Industry February 2013

A State of Flux

Unigroup Worldwide UTS employees at an Asia regional conference in Boracay, the Philippines, on 16–20 January

Innovation is key in competitive relocation industry

Relocation firms in Japan have experienced tough challenges since the March 2011 Tohoku earthquake and tsunami, which caused the market to shrink and the relocation industry to become even more competitive.

With many expats prompted by the triple disaster to leave the country, there was a brief, albeit considerable, spike in export revenues. But with this came concern regarding whether the expats would return. The community here is in a state of flux—even now—and it is difficult to predict what the future might hold for the relocation industry.

As disaster-related issues started to resolve themselves very slowly, the industry faced shrinking inbound shipments. Business from some sectors continues to decrease, leaving a cloud still hanging over the industry.

A possible cause of the ongoing situation might be that a majority of people planning to move here from abroad are being allocated smaller baggage allowances than previously.

In addition, compared with pre-Tohoku earthquake figures, there are fewer trainees and young employees heading this way.

This has left movers facing stiff competition. The relocation market had been expected to stabilise last December, and experts predicted that it would return to its pre-quake size early this year. But so far, inbound business has been limited. This is not surprising, given the impact that fear of radiation has when firms overseas consider assigning staff to Japan.

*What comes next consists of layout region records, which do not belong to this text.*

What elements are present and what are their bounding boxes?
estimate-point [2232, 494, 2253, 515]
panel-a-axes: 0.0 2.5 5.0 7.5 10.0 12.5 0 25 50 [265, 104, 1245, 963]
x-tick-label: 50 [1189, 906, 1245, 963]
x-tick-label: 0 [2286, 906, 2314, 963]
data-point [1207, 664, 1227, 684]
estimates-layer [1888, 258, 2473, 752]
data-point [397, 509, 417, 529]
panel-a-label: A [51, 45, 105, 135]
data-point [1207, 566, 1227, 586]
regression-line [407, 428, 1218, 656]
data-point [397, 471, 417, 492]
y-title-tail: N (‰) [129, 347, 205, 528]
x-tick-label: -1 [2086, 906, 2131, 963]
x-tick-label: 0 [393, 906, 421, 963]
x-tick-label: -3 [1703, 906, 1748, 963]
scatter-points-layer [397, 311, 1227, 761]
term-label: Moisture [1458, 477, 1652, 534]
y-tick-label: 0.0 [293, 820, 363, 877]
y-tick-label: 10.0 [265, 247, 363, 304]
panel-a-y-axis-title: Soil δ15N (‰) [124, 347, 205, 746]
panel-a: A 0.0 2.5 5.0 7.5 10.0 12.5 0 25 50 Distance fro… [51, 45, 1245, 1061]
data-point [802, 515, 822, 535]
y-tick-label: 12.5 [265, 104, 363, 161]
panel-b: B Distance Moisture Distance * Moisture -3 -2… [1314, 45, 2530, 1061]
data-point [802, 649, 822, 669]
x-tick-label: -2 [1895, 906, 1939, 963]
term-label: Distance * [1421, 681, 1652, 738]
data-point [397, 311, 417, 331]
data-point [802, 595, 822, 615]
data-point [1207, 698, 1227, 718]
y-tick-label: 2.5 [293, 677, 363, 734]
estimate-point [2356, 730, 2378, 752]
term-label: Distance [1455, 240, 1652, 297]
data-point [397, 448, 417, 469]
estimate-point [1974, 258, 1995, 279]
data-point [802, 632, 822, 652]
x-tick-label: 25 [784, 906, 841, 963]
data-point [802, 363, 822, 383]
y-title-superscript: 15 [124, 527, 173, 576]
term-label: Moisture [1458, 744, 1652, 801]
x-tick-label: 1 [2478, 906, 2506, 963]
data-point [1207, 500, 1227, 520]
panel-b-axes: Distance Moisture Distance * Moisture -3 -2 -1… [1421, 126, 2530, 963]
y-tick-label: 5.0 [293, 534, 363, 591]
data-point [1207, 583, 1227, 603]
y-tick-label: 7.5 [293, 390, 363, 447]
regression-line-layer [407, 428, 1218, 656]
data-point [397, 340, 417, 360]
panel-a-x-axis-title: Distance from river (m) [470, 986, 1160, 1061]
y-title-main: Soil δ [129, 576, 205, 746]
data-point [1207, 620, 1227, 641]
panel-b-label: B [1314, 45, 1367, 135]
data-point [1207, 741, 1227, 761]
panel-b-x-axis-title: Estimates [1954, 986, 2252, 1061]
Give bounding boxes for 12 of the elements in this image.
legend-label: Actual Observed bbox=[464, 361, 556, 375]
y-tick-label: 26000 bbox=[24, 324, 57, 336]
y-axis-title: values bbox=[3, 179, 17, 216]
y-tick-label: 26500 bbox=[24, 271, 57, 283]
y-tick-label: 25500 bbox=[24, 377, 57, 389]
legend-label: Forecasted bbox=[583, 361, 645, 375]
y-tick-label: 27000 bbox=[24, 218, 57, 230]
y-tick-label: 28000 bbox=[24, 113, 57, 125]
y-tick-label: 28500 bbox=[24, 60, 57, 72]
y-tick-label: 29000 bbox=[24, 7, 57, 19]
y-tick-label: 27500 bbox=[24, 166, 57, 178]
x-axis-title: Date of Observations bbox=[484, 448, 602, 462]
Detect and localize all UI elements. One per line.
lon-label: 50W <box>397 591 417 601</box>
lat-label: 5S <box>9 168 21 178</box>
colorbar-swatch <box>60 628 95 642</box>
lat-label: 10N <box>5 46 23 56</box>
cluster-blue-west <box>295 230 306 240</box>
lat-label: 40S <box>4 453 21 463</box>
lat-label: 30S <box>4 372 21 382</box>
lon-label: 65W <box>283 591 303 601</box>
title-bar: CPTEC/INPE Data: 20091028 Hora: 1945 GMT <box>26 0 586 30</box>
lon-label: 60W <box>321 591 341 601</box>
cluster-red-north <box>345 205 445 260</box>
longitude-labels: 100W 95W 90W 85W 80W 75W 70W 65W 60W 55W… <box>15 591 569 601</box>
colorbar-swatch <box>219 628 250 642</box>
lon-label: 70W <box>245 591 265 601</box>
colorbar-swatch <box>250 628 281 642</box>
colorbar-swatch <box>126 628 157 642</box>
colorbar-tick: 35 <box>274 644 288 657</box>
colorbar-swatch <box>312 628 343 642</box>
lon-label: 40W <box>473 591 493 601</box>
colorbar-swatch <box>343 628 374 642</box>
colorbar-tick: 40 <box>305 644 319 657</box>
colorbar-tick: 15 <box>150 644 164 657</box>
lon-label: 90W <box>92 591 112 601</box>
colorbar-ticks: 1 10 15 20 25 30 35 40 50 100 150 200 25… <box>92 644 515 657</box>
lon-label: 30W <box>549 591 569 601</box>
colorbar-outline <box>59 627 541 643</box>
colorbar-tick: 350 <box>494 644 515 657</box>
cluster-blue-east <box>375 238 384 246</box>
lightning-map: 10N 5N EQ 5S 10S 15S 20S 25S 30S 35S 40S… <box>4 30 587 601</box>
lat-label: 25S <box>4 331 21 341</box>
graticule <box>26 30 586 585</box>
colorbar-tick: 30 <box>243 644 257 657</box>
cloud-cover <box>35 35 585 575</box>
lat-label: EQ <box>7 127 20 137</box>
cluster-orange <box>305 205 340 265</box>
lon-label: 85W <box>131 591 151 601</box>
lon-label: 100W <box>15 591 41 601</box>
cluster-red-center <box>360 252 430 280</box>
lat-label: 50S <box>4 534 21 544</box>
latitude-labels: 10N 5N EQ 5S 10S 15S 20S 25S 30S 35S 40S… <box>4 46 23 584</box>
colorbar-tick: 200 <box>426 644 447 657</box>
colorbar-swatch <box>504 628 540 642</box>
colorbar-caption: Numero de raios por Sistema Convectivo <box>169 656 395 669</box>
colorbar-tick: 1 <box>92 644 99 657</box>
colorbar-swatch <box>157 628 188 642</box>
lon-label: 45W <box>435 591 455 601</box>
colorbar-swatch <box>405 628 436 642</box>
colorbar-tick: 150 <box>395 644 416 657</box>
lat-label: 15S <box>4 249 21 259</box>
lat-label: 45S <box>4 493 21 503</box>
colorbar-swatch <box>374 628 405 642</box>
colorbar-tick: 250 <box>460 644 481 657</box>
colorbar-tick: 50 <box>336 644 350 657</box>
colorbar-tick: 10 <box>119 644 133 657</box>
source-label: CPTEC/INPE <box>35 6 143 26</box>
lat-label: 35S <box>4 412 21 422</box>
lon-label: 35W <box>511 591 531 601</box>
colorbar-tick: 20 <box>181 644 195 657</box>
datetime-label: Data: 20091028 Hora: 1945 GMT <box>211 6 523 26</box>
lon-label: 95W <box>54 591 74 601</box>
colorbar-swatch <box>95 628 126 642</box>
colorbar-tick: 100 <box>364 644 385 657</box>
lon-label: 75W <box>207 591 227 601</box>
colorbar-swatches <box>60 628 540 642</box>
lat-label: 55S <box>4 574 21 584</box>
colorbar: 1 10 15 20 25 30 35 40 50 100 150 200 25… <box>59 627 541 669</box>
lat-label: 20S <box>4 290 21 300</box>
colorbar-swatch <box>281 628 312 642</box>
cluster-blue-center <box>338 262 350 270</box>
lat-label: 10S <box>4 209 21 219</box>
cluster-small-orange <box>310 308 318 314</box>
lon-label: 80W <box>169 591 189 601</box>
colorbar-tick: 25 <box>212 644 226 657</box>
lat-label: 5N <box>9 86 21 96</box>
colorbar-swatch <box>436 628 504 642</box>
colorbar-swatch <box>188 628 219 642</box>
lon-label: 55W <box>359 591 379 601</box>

In contrast to preferences evident prior to the quake, these days there appears to be more project-based activity among overseas organisations in Japan. Although these firms might have long-term agendas, they are choosing to take a short-term view for staff assignments. This they hope will place them in a better position to deal both with any nuclear-related safety issues that might arise here, and the prevailing worldwide economic insecurity.

In addition, one cannot ignore the impact of the strong yen that, even prior to 11 March 2011, had driven many Japanese businesses offshore, while forcing others to become global players in order to survive.

Fortunately, since the Liberal Democratic Party of Japan was returned to power in December, the strength of the yen has eased somewhat, and Japan’s stock market has seen some gains. The question now is how long this might last, and whether the economic policies proposed by the new administration are feasible and effective.

For the time being, despite the straightened economic conditions, in order to function optimally and remain competitive, our firm has been adapting its services, introducing maximum cost savings, and conducting thorough job procedure reviews.

As is the case with any firm conducting business overseas, our pricing strategy is very sensitive to exchange rate fluctuations. This is particularly true of the yen/US dollar rate, since ocean freight rates and most relocation-related services in destination countries are dollar-denominated. The ideal situation for us would be a rate of ¥100/$1 but, unfortunately, that seems unlikely for the moment.

In the meantime, we continue to introduce such strategic changes in our business practices as we believe can help reduce the risk of immediate, major exchange rate-related losses. At the same time, this makes it easier to do business with organisations overseas.

The relocation industry is undergoing some very exacting changes. If our industry is to benefit from these, we must look to innovation on many levels for the best and most lasting solutions.